José Sarney

Em campanha


Quando fui governador, Jânio Quadros esteve no Maranhão na campanha eleitoral para a sua eleição à Presidência da República. Fizemos um programa de visitas a quatro cidades: Coroatá, Pedreiras, Caxias e Timon.

Quando fomos pegar o avião que nos levaria ao interior — era um Cessna 170, um dos três primeiros aviões que, fretados, faziam viagens para o interior do Maranhão —, o Jânio, ao olhar o avião aproximar-se, vendo que era um aparelho muito antigo, cujo aspecto não inspirava qualquer sentimento de segurança, aproximou-se de mim e disse:

— Sarney, é nesse avião que vamos? Você quer um presidente vivo ou um candidato morto?
E afirmou em seguida:

— Nesse avião eu não entro!

Eu fiquei meio sem graça e respondi:

— Governador, o senhor, em São Paulo, tem bons aviões, novos e de último modelo. Mas o senhor é candidato a presidente do Brasil todo. Aqui, nesse avião, viajo com minha mulher e meus filhos. Jamais iria expor o senhor a qualquer temeridade, tenho certeza de sua absoluta segurança.

Falei isso com certo tom de irritação e concluí:

— Mas, já que o senhor não quer ir, nós não vamos.

Ele, então, virou-se para mim e disse (ele gostava de falar dessa maneira quando queria agradar a alguém):
— Sarney, meu bem, você sabe que eu vou, por que fica zangado assim?
Então, entramos no avião, mas ele não deu uma palavra, nem comigo, nem com ninguém.
O avião comportava quatro pessoas: eu, Jânio, o piloto e Millet, presidente das Oposições Coligadas, que apoiavam o Jânio.

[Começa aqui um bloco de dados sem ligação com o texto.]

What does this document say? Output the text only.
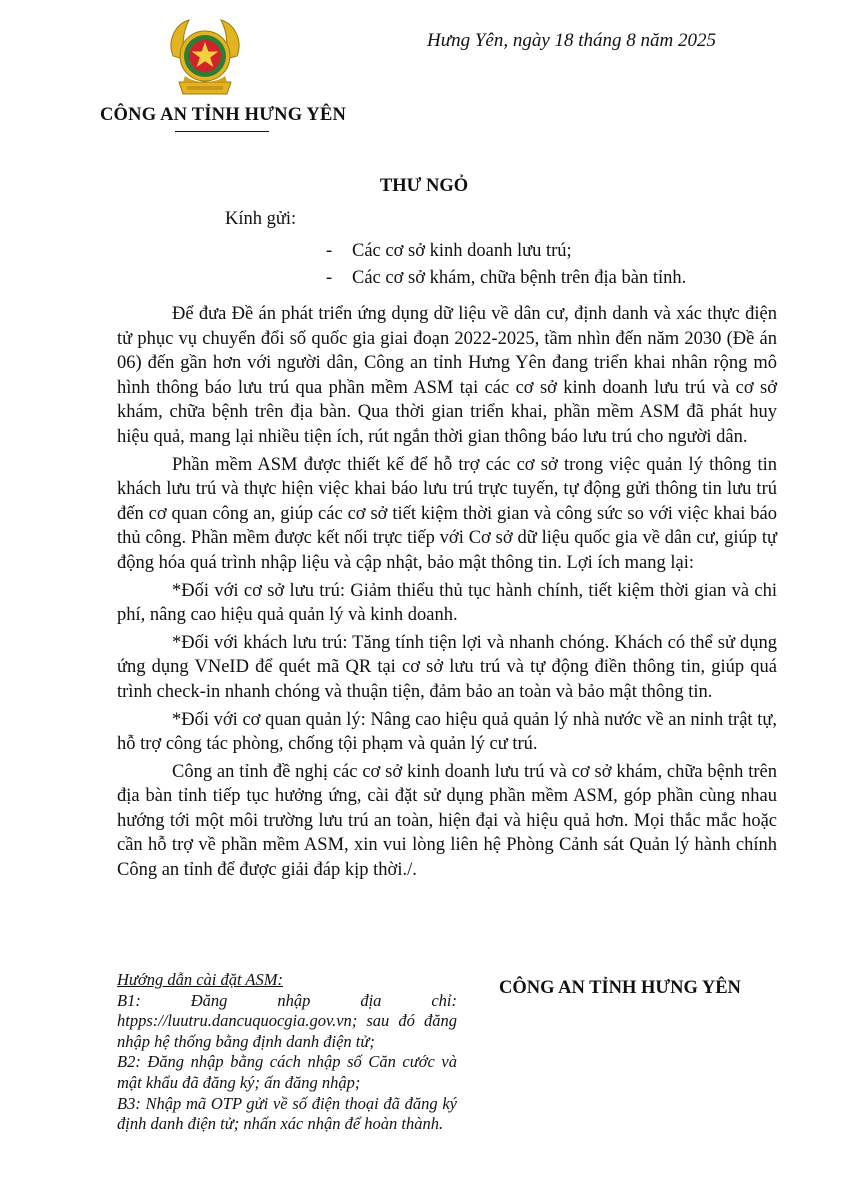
CÔNG AN TỈNH HƯNG YÊN
Hưng Yên, ngày 18 tháng 8 năm 2025
THƯ NGỎ
Kính gửi:
- Các cơ sở kinh doanh lưu trú;
- Các cơ sở khám, chữa bệnh trên địa bàn tỉnh.

Để đưa Đề án phát triển ứng dụng dữ liệu về dân cư, định danh và xác thực điện tử phục vụ chuyển đổi số quốc gia giai đoạn 2022-2025, tầm nhìn đến năm 2030 (Đề án 06) đến gần hơn với người dân, Công an tỉnh Hưng Yên đang triển khai nhân rộng mô hình thông báo lưu trú qua phần mềm ASM tại các cơ sở kinh doanh lưu trú và cơ sở khám, chữa bệnh trên địa bàn. Qua thời gian triển khai, phần mềm ASM đã phát huy hiệu quả, mang lại nhiều tiện ích, rút ngắn thời gian thông báo lưu trú cho người dân.

Phần mềm ASM được thiết kế để hỗ trợ các cơ sở trong việc quản lý thông tin khách lưu trú và thực hiện việc khai báo lưu trú trực tuyến, tự động gửi thông tin lưu trú đến cơ quan công an, giúp các cơ sở tiết kiệm thời gian và công sức so với việc khai báo thủ công. Phần mềm được kết nối trực tiếp với Cơ sở dữ liệu quốc gia về dân cư, giúp tự động hóa quá trình nhập liệu và cập nhật, bảo mật thông tin. Lợi ích mang lại:

*Đối với cơ sở lưu trú: Giảm thiểu thủ tục hành chính, tiết kiệm thời gian và chi phí, nâng cao hiệu quả quản lý và kinh doanh.

*Đối với khách lưu trú: Tăng tính tiện lợi và nhanh chóng. Khách có thể sử dụng ứng dụng VNeID để quét mã QR tại cơ sở lưu trú và tự động điền thông tin, giúp quá trình check-in nhanh chóng và thuận tiện, đảm bảo an toàn và bảo mật thông tin.

*Đối với cơ quan quản lý: Nâng cao hiệu quả quản lý nhà nước về an ninh trật tự, hỗ trợ công tác phòng, chống tội phạm và quản lý cư trú.

Công an tỉnh đề nghị các cơ sở kinh doanh lưu trú và cơ sở khám, chữa bệnh trên địa bàn tỉnh tiếp tục hưởng ứng, cài đặt sử dụng phần mềm ASM, góp phần cùng nhau hướng tới một môi trường lưu trú an toàn, hiện đại và hiệu quả hơn. Mọi thắc mắc hoặc cần hỗ trợ về phần mềm ASM, xin vui lòng liên hệ Phòng Cảnh sát Quản lý hành chính Công an tỉnh để được giải đáp kịp thời./.

Hướng dẫn cài đặt ASM:

B1: Đăng nhập địa chỉ: htpps://luutru.dancuquocgia.gov.vn; sau đó đăng nhập hệ thống bằng định danh điện tử;

B2: Đăng nhập bằng cách nhập số Căn cước và mật khẩu đã đăng ký; ấn đăng nhập;

B3: Nhập mã OTP gửi về số điện thoại đã đăng ký định danh điện tử; nhấn xác nhận để hoàn thành.

CÔNG AN TỈNH HƯNG YÊN
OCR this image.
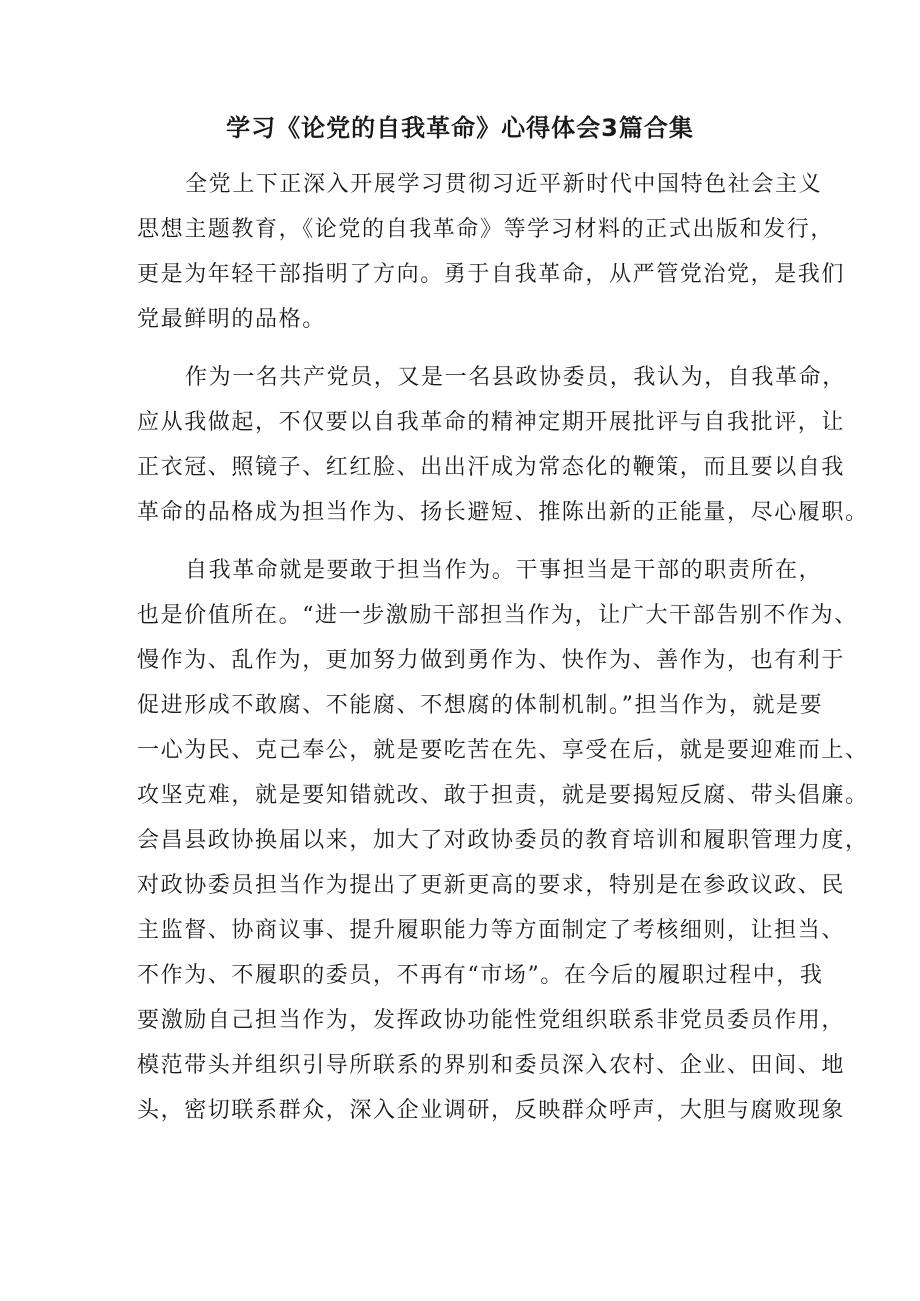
学习《论党的自我革命》心得体会3篇合集
全党上下正深入开展学习贯彻习近平新时代中国特色社会主义
思想主题教育，《论党的自我革命》等学习材料的正式出版和发行，
更是为年轻干部指明了方向。勇于自我革命，从严管党治党，是我们
党最鲜明的品格。
作为一名共产党员，又是一名县政协委员，我认为，自我革命，
应从我做起，不仅要以自我革命的精神定期开展批评与自我批评，让
正衣冠、照镜子、红红脸、出出汗成为常态化的鞭策，而且要以自我
革命的品格成为担当作为、扬长避短、推陈出新的正能量，尽心履职。
自我革命就是要敢于担当作为。干事担当是干部的职责所在，
也是价值所在。“进一步激励干部担当作为，让广大干部告别不作为、
慢作为、乱作为，更加努力做到勇作为、快作为、善作为，也有利于
促进形成不敢腐、不能腐、不想腐的体制机制。”担当作为，就是要
一心为民、克己奉公，就是要吃苦在先、享受在后，就是要迎难而上、
攻坚克难，就是要知错就改、敢于担责，就是要揭短反腐、带头倡廉。
会昌县政协换届以来，加大了对政协委员的教育培训和履职管理力度，
对政协委员担当作为提出了更新更高的要求，特别是在参政议政、民
主监督、协商议事、提升履职能力等方面制定了考核细则，让担当、
不作为、不履职的委员，不再有“市场”。在今后的履职过程中，我
要激励自己担当作为，发挥政协功能性党组织联系非党员委员作用，
模范带头并组织引导所联系的界别和委员深入农村、企业、田间、地
头，密切联系群众，深入企业调研，反映群众呼声，大胆与腐败现象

Ficou tenso durante todo o nosso voo, olhando para baixo, os olhos fixos no chão — que estava perto, porque esses aviões pequenos voavam mais próximos do solo.

Quando chegou a hora de pousar em Coroatá vimos que o campo de pouso, como todos os campos da época, era muito pequeno e gramado. Lembrava um campo de futebol. Aí eu realmente passei a ficar preocupado e pensei: “E se acontece alguma coisa com esse avião e o Jânio? Realmente, estou cometendo uma temeridade.”

Pousamos, e uma multidão imensa, gritando, com vassouras na mão — que era o símbolo do lema do Jânio, do “Varre-varre, vassourinha!” —, cercou o avião.

Para descer, tivemos uma dificuldade muito grande, porque havia uma desorganização extraordinária, sem nenhuma preocupação com a segurança. A única coisa que estava pronta para sair era o cortejo, que ia desfilar pela cidade até a casa do prefeito e, de lá, aguardar a hora do comício, à noite.
Quando viu a multidão, Jânio transformou-se: era só sorrisos! Quando ele olhou o povo e começou a receber as manifestações de entusiasmo, era outro homem: abriu o rosto, começou a sorrir e dizer, repetindo:

— Que gente boa e animada! Que gente boa!

Ao chegarmos à casa do prefeito, ele foi para o quarto que lhe havia sido designado, trancou-se, chamou o João Brás, o mordomo que o acompanhava nas viagens, e pediu-lhe, discretamente, uma garrafa de uísque — que foi encontrada vazia pelas pessoas que entraram no quarto depois que ele saiu da casa, na hora do comício.

O certo é que nenhum orador ouvi ou conheci que tivesse uma técnica de levantar massas e despertar entusiasmo maior do que a do Jânio Quadros. Não sei se era milagre da bebida ou puro talento de orador popular!